Calculating summary statistics¶

This page is a tutorial on calculating summary statistics from a libsequence.VariantMatrix. We also show how to interchange data between msprime [5] and pylibseq.

Simple overview of concepts¶

In [1]: import msprime

In [2]: import libsequence

In [3]: import numpy as np

# Get a TreeSequence from msprime
In [4]: ts = msprime.simulate(100, mutation_rate=250., recombination_rate=250., random_seed=42)

# TreeSequence -> VariantMatrix
In [5]: vm = libsequence.VariantMatrix.from_TreeSequence(ts)

# VariantMatrix -> AlleleCountMatrix
In [6]: ac = vm.count_alleles()

Certain summary statistics can be calculated simply from allele counts via libsequence.AlleleCountMatrix. Calculations invovling linkage disequilibrium will typically require the entire libsequence.VariantMatrix object.

The following examples rely on msprime [5] to generate input data, but the concepts hold more generally.

List of “classic”/standard summary statistics¶

Nucleotide diversity, or \(\pi\) [7]:

libsequence.thetapi(ac: libsequence._libsequence.AlleleCountMatrix) → float¶

Mean number of pairwise differences.

Parameters:	ac – A `libsequence.AlleleCountMatrix`

Note

Implemented as sum of site heterozygosity.

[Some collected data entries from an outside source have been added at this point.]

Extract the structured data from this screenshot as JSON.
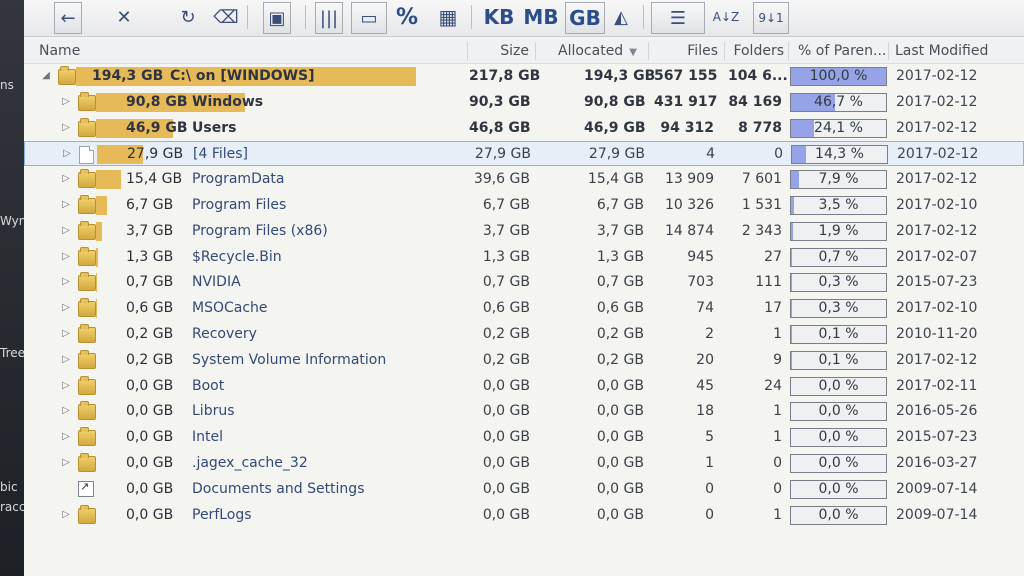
{
  "left_strip": {
    "labels": [
      "ns",
      "Wyn",
      "Tree",
      "bic",
      "racc"
    ]
  },
  "toolbar": {
    "items": [
      {
        "name": "back-button",
        "label": "←"
      },
      {
        "name": "delete-button",
        "label": "✕"
      },
      {
        "name": "refresh-button",
        "label": "↻"
      },
      {
        "name": "cleanup-button",
        "label": "⌫"
      },
      {
        "name": "save-button",
        "label": "▣"
      },
      {
        "name": "columns-button",
        "label": "|||"
      },
      {
        "name": "drive-button",
        "label": "▭"
      },
      {
        "name": "percent-button",
        "label": "%"
      },
      {
        "name": "grid-button",
        "label": "▦"
      },
      {
        "name": "kb-button",
        "label": "KB"
      },
      {
        "name": "mb-button",
        "label": "MB"
      },
      {
        "name": "gb-button",
        "label": "GB"
      },
      {
        "name": "ruler-button",
        "label": "◭"
      },
      {
        "name": "list-view-button",
        "label": "☰"
      },
      {
        "name": "sort-az-button",
        "label": "A↓Z"
      },
      {
        "name": "sort-num-button",
        "label": "9↓1"
      }
    ]
  },
  "columns": {
    "name": "Name",
    "size": "Size",
    "allocated": "Allocated",
    "files": "Files",
    "folders": "Folders",
    "percent": "% of Paren...",
    "modified": "Last Modified"
  },
  "rows": [
    {
      "indent": 0,
      "expander": "◢",
      "icon": "folder-icon",
      "size_label": "194,3 GB",
      "name": "C:\\  on  [WINDOWS]",
      "size": "217,8 GB",
      "allocated": "194,3 GB",
      "files": "567 155",
      "folders": "104 6...",
      "percent": "100,0 %",
      "percent_fraction": 1.0,
      "modified": "2017-02-12",
      "bar_fraction": 1.0,
      "style": "dark"
    },
    {
      "indent": 1,
      "expander": "▷",
      "icon": "folder-icon",
      "size_label": "90,8 GB",
      "name": "Windows",
      "size": "90,3 GB",
      "allocated": "90,8 GB",
      "files": "431 917",
      "folders": "84 169",
      "percent": "46,7 %",
      "percent_fraction": 0.467,
      "modified": "2017-02-12",
      "bar_fraction": 0.467,
      "style": "dark"
    },
    {
      "indent": 1,
      "expander": "▷",
      "icon": "folder-icon",
      "size_label": "46,9 GB",
      "name": "Users",
      "size": "46,8 GB",
      "allocated": "46,9 GB",
      "files": "94 312",
      "folders": "8 778",
      "percent": "24,1 %",
      "percent_fraction": 0.241,
      "modified": "2017-02-12",
      "bar_fraction": 0.241,
      "style": "dark"
    },
    {
      "indent": 1,
      "expander": "▷",
      "icon": "file-icon",
      "size_label": "27,9 GB",
      "name": "[4 Files]",
      "size": "27,9 GB",
      "allocated": "27,9 GB",
      "files": "4",
      "folders": "0",
      "percent": "14,3 %",
      "percent_fraction": 0.143,
      "modified": "2017-02-12",
      "bar_fraction": 0.143,
      "style": "normal",
      "selected": true
    },
    {
      "indent": 1,
      "expander": "▷",
      "icon": "folder-icon",
      "size_label": "15,4 GB",
      "name": "ProgramData",
      "size": "39,6 GB",
      "allocated": "15,4 GB",
      "files": "13 909",
      "folders": "7 601",
      "percent": "7,9 %",
      "percent_fraction": 0.079,
      "modified": "2017-02-12",
      "bar_fraction": 0.079,
      "style": "blue"
    },
    {
      "indent": 1,
      "expander": "▷",
      "icon": "folder-icon",
      "size_label": "6,7 GB",
      "name": "Program Files",
      "size": "6,7 GB",
      "allocated": "6,7 GB",
      "files": "10 326",
      "folders": "1 531",
      "percent": "3,5 %",
      "percent_fraction": 0.035,
      "modified": "2017-02-10",
      "bar_fraction": 0.035,
      "style": "blue"
    },
    {
      "indent": 1,
      "expander": "▷",
      "icon": "folder-icon",
      "size_label": "3,7 GB",
      "name": "Program Files (x86)",
      "size": "3,7 GB",
      "allocated": "3,7 GB",
      "files": "14 874",
      "folders": "2 343",
      "percent": "1,9 %",
      "percent_fraction": 0.019,
      "modified": "2017-02-12",
      "bar_fraction": 0.019,
      "style": "blue"
    },
    {
      "indent": 1,
      "expander": "▷",
      "icon": "folder-icon",
      "size_label": "1,3 GB",
      "name": "$Recycle.Bin",
      "size": "1,3 GB",
      "allocated": "1,3 GB",
      "files": "945",
      "folders": "27",
      "percent": "0,7 %",
      "percent_fraction": 0.007,
      "modified": "2017-02-07",
      "bar_fraction": 0.007,
      "style": "blue"
    },
    {
      "indent": 1,
      "expander": "▷",
      "icon": "folder-icon",
      "size_label": "0,7 GB",
      "name": "NVIDIA",
      "size": "0,7 GB",
      "allocated": "0,7 GB",
      "files": "703",
      "folders": "111",
      "percent": "0,3 %",
      "percent_fraction": 0.003,
      "modified": "2015-07-23",
      "bar_fraction": 0.003,
      "style": "blue"
    },
    {
      "indent": 1,
      "expander": "▷",
      "icon": "folder-icon",
      "size_label": "0,6 GB",
      "name": "MSOCache",
      "size": "0,6 GB",
      "allocated": "0,6 GB",
      "files": "74",
      "folders": "17",
      "percent": "0,3 %",
      "percent_fraction": 0.003,
      "modified": "2017-02-10",
      "bar_fraction": 0.003,
      "style": "blue"
    },
    {
      "indent": 1,
      "expander": "▷",
      "icon": "folder-icon",
      "size_label": "0,2 GB",
      "name": "Recovery",
      "size": "0,2 GB",
      "allocated": "0,2 GB",
      "files": "2",
      "folders": "1",
      "percent": "0,1 %",
      "percent_fraction": 0.001,
      "modified": "2010-11-20",
      "bar_fraction": 0.001,
      "style": "blue"
    },
    {
      "indent": 1,
      "expander": "▷",
      "icon": "folder-icon",
      "size_label": "0,2 GB",
      "name": "System Volume Information",
      "size": "0,2 GB",
      "allocated": "0,2 GB",
      "files": "20",
      "folders": "9",
      "percent": "0,1 %",
      "percent_fraction": 0.001,
      "modified": "2017-02-12",
      "bar_fraction": 0.001,
      "style": "blue"
    },
    {
      "indent": 1,
      "expander": "▷",
      "icon": "folder-icon",
      "size_label": "0,0 GB",
      "name": "Boot",
      "size": "0,0 GB",
      "allocated": "0,0 GB",
      "files": "45",
      "folders": "24",
      "percent": "0,0 %",
      "percent_fraction": 0.0,
      "modified": "2017-02-11",
      "bar_fraction": 0.0,
      "style": "blue"
    },
    {
      "indent": 1,
      "expander": "▷",
      "icon": "folder-icon",
      "size_label": "0,0 GB",
      "name": "Librus",
      "size": "0,0 GB",
      "allocated": "0,0 GB",
      "files": "18",
      "folders": "1",
      "percent": "0,0 %",
      "percent_fraction": 0.0,
      "modified": "2016-05-26",
      "bar_fraction": 0.0,
      "style": "blue"
    },
    {
      "indent": 1,
      "expander": "▷",
      "icon": "folder-icon",
      "size_label": "0,0 GB",
      "name": "Intel",
      "size": "0,0 GB",
      "allocated": "0,0 GB",
      "files": "5",
      "folders": "1",
      "percent": "0,0 %",
      "percent_fraction": 0.0,
      "modified": "2015-07-23",
      "bar_fraction": 0.0,
      "style": "blue"
    },
    {
      "indent": 1,
      "expander": "▷",
      "icon": "folder-icon",
      "size_label": "0,0 GB",
      "name": ".jagex_cache_32",
      "size": "0,0 GB",
      "allocated": "0,0 GB",
      "files": "1",
      "folders": "0",
      "percent": "0,0 %",
      "percent_fraction": 0.0,
      "modified": "2016-03-27",
      "bar_fraction": 0.0,
      "style": "blue"
    },
    {
      "indent": 1,
      "expander": "",
      "icon": "shortcut-icon",
      "size_label": "0,0 GB",
      "name": "Documents and Settings",
      "size": "0,0 GB",
      "allocated": "0,0 GB",
      "files": "0",
      "folders": "0",
      "percent": "0,0 %",
      "percent_fraction": 0.0,
      "modified": "2009-07-14",
      "bar_fraction": 0.0,
      "style": "blue"
    },
    {
      "indent": 1,
      "expander": "▷",
      "icon": "folder-icon",
      "size_label": "0,0 GB",
      "name": "PerfLogs",
      "size": "0,0 GB",
      "allocated": "0,0 GB",
      "files": "0",
      "folders": "1",
      "percent": "0,0 %",
      "percent_fraction": 0.0,
      "modified": "2009-07-14",
      "bar_fraction": 0.0,
      "style": "blue"
    }
  ]
}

In [7]: print(libsequence.thetapi(ac))
980.3789898989783

Watterson’s estimator of \(\theta\), [10]:

libsequence.thetaw(ac: libsequence._libsequence.AlleleCountMatrix) → float¶

Watterson’s theta.

Parameters:	m – A `libsequence.AlleleCountMatrix`

Note

Calculated from the total number of mutations.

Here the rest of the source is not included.